A subagent is an agent which combines with other subagents to compose a larger agent. For example, in shard theory, each shard is a subagent which pursues its own goal, and the goals of the system as a whole emerge from the negotiation between these shards.

A mesa-optimizer is similar to a subagent in that it also optimizes for its own goals. However, unlike a subagent, it is a separate trained model. The mesa-optimizer is shaped by the base optimizer, but is not part of it. The base optimizer might be an AI system looking to find the best solution to some problem defined by its human designers. In some cases, that solution will be a simple algorithm which is not an optimizer, but in other cases, the best solution is itself an optimizer – such a solution is a mesa-optimizer. This mesa-optimizer may be optimizing for a goal that differs from the problem definition given by the designers, and may also not be agent-like in a narrow sense.

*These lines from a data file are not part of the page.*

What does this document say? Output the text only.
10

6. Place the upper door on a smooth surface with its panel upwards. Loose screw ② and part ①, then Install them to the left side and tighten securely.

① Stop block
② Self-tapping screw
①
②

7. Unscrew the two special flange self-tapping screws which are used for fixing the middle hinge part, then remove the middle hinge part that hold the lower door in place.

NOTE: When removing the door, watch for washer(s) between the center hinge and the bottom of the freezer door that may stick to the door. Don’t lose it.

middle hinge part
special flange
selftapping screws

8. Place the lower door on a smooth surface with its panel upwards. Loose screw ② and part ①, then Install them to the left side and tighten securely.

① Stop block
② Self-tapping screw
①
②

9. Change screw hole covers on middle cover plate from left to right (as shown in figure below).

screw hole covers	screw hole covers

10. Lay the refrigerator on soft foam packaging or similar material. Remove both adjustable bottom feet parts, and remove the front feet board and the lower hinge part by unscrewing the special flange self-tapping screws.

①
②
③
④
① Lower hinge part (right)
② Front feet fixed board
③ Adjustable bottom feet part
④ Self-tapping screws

Even though we have no particular reason to expect subagents to emerge from a process of gradient descent1, there is a more plausible story as to why mesa-optimizers would emerge. For example, if a program is designed to solve a problem in a very unpredictable environment, the optimal solution might be to create a planner which generates new solutions in real time. This planner is itself an optimizer since it searches through possible plans and selects the best one. The standard by which the planner judges how good a plan is serves as a proxy for the base optimizer’s goal, but is not necessarily identical to that goal.

In short, a subagent is an agent that is a part of an agent; a mesa-optimizer is an optimizer that is optimized by an optimizer.


  1. Since having some part of the model turn into an agent probably doesn’t have an advantage in achieving the base goal ↩︎